This week we visit 20 Charlotte Street in Wraggborough, next door to last week’s post on 16 Charlotte Street built by merchant and planter Robert Martin. Martin built 20 Charlotte in 1848 for his daughter Ellen who married her second cousin, Joseph Aiken.
Marriage between cousins was not particularly unusual in South Carolina in the 18th and 19th centuries; certainly for genetic reasons, marriage between second cousins would be preferable to marriage between first cousins, which is not illegal today in South Carolina.
“Second cousin” means the child of your parent’s cousin. However, when you get to fourth cousins and beyond, people get confused. It is much easier to say either “a cousin, but not a close cousin” or, if pressed, “we share a third great-grandfather” (which many times brings the questioning to a halt). After all, everyone here is probably related; it’s just whether or not you claim each other…

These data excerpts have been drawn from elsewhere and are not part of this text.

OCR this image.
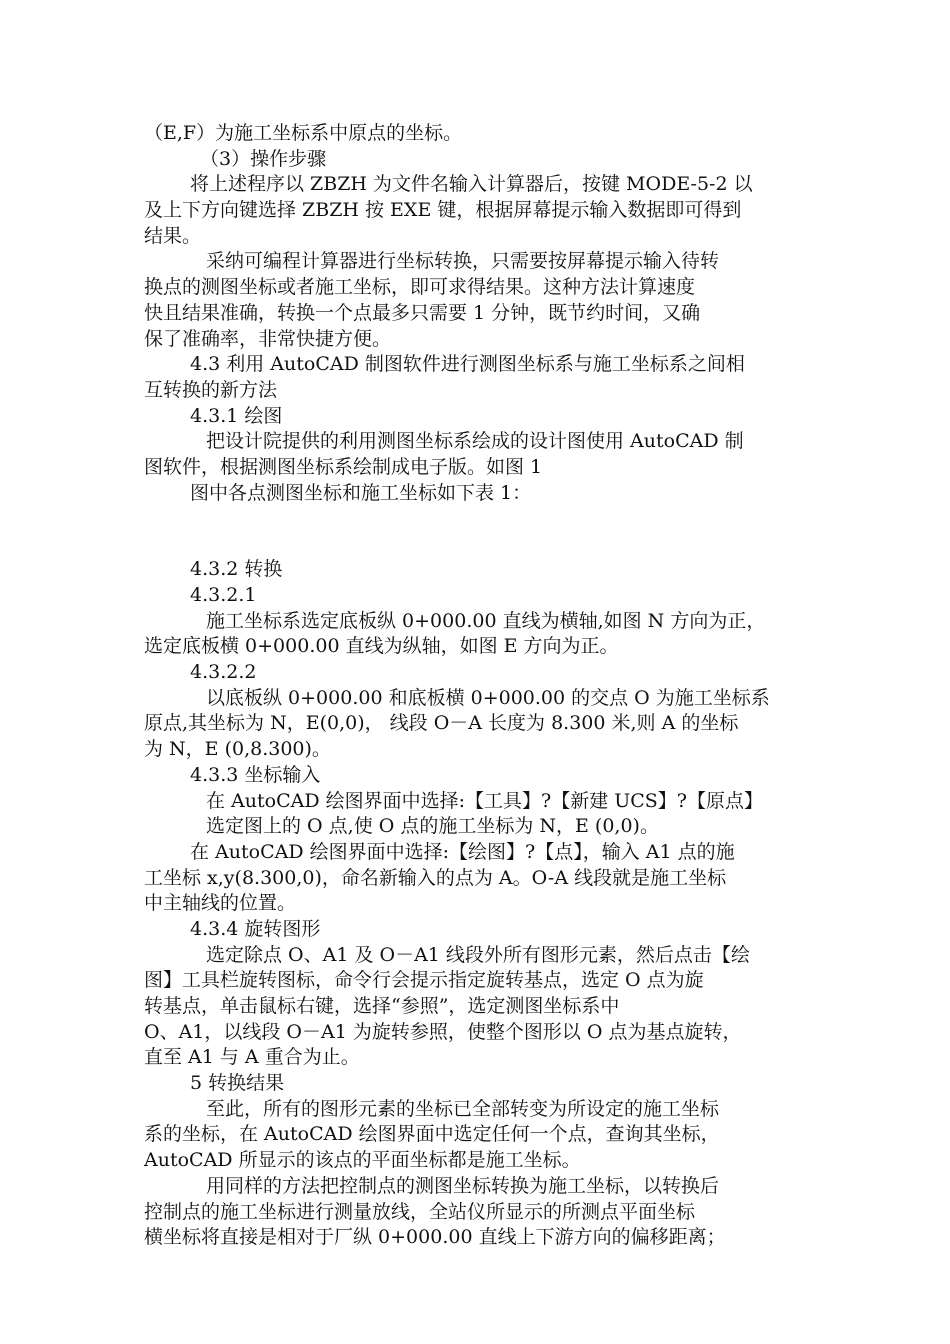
（E,F）为施工坐标系中原点的坐标。
（3）操作步骤
将上述程序以 ZBZH 为文件名输入计算器后，按键 MODE-5-2 以
及上下方向键选择 ZBZH 按 EXE 键，根据屏幕提示输入数据即可得到
结果。
采纳可编程计算器进行坐标转换，只需要按屏幕提示输入待转
换点的测图坐标或者施工坐标，即可求得结果。这种方法计算速度
快且结果准确，转换一个点最多只需要 1 分钟，既节约时间，又确
保了准确率，非常快捷方便。
4.3 利用 AutoCAD 制图软件进行测图坐标系与施工坐标系之间相
互转换的新方法
4.3.1 绘图
把设计院提供的利用测图坐标系绘成的设计图使用 AutoCAD 制
图软件，根据测图坐标系绘制成电子版。如图 1
图中各点测图坐标和施工坐标如下表 1：
4.3.2 转换
4.3.2.1
施工坐标系选定底板纵 0+000.00 直线为横轴,如图 N 方向为正，
选定底板横 0+000.00 直线为纵轴，如图 E 方向为正。
4.3.2.2
以底板纵 0+000.00 和底板横 0+000.00 的交点 O 为施工坐标系
原点,其坐标为 N，E(0,0)， 线段 O－A 长度为 8.300 米,则 A 的坐标
为 N，E (0,8.300)。
4.3.3 坐标输入
在 AutoCAD 绘图界面中选择:【工具】?【新建 UCS】?【原点】
选定图上的 O 点,使 O 点的施工坐标为 N，E (0,0)。
在 AutoCAD 绘图界面中选择:【绘图】?【点】，输入 A1 点的施
工坐标 x,y(8.300,0)，命名新输入的点为 A。O-A 线段就是施工坐标
中主轴线的位置。
4.3.4 旋转图形
选定除点 O、A1 及 O－A1 线段外所有图形元素，然后点击【绘
图】工具栏旋转图标，命令行会提示指定旋转基点，选定 O 点为旋
转基点，单击鼠标右键，选择“参照”，选定测图坐标系中
O、A1，以线段 O－A1 为旋转参照，使整个图形以 O 点为基点旋转，
直至 A1 与 A 重合为止。
5 转换结果
至此，所有的图形元素的坐标已全部转变为所设定的施工坐标
系的坐标，在 AutoCAD 绘图界面中选定任何一个点，查询其坐标，
AutoCAD 所显示的该点的平面坐标都是施工坐标。
用同样的方法把控制点的测图坐标转换为施工坐标，以转换后
控制点的施工坐标进行测量放线，全站仪所显示的所测点平面坐标
横坐标将直接是相对于厂纵 0+000.00 直线上下游方向的偏移距离；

Joseph Daniel Aiken was born in 1817 in Winnsboro and later came to Charleston to practice law; here he married Ellen Martin whose father built the newlyweds a home next door to his. 20 Charlotte is just as stylish as Robert Martin’s home, but looks quite different. While 20 Charlotte would be termed a Greek Revival house, it contains some unusual features.

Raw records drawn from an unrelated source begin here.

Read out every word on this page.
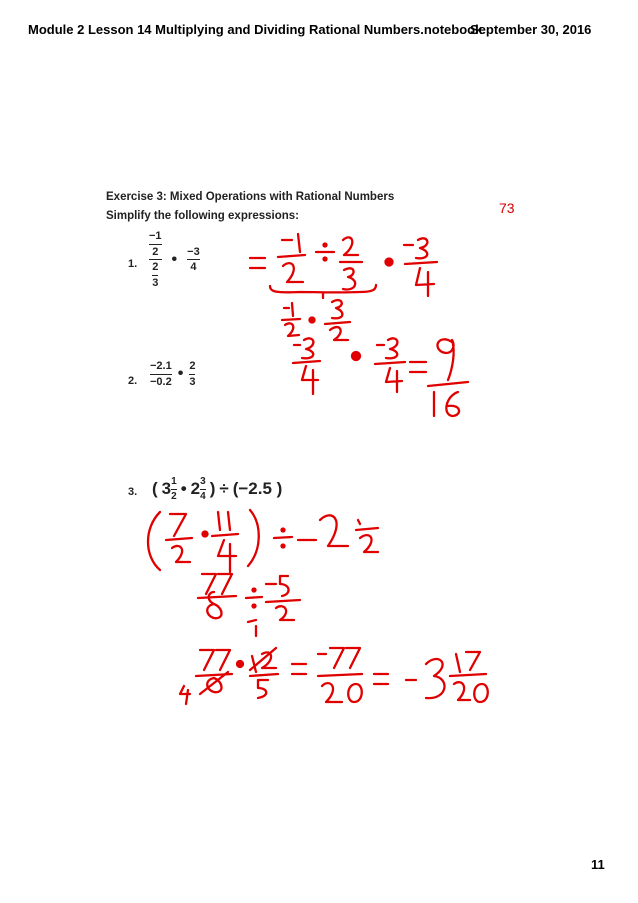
Module 2 Lesson 14 Multiplying and Dividing Rational Numbers.notebook
September 30, 2016
Exercise 3: Mixed Operations with Rational Numbers
Simplify the following expressions:
1. $\frac{\frac{-1}{2}}{\frac{2}{3}}$ • $\frac{-3}{4}$
2. $\frac{-2.1}{-0.2}$ • $\frac{2}{3}$
3. ( $3 \frac{1}{2}$ • $2 \frac{3}{4}$ ) ÷ (−2.5 )
73
11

An arched loggia on the west side of the house overlooks the patterned garden. The four fluted columns on the portico span both floors of the house; each column is topped with a variation of the Corinthian capital known as the “Tower of the Winds,” a capital used extensively in the Greek Revival style. We saw Tower of the Winds capitals months ago in the Diary Post on 138 Wentworth Street. These capitals normally have rows of acanthus leaves beneath a row of palm leaves. The name is taken from a structure in Athens, Greece known as the Tower of the Winds and built in the first century BC; the structure primarily served as an early version of a clock tower through the use of its sundials.
In addition to being an attorney, Joseph Aiken served as the First Lieutenant of the Ashley Dragoons during the Civil War; he also became a cotton factor or broker, and was an accomplished artist and sculptor. He and Ellen had four children; their son, William Aiken was an architect and designed buildings for the Federal government. Their other son, Joseph Aiken, lived in Winnsboro and amassed a fortune in the textile industry; although he did not attend the Citadel, he admired the military college and bequeathed The Citadel $750,000 at his death in 1953.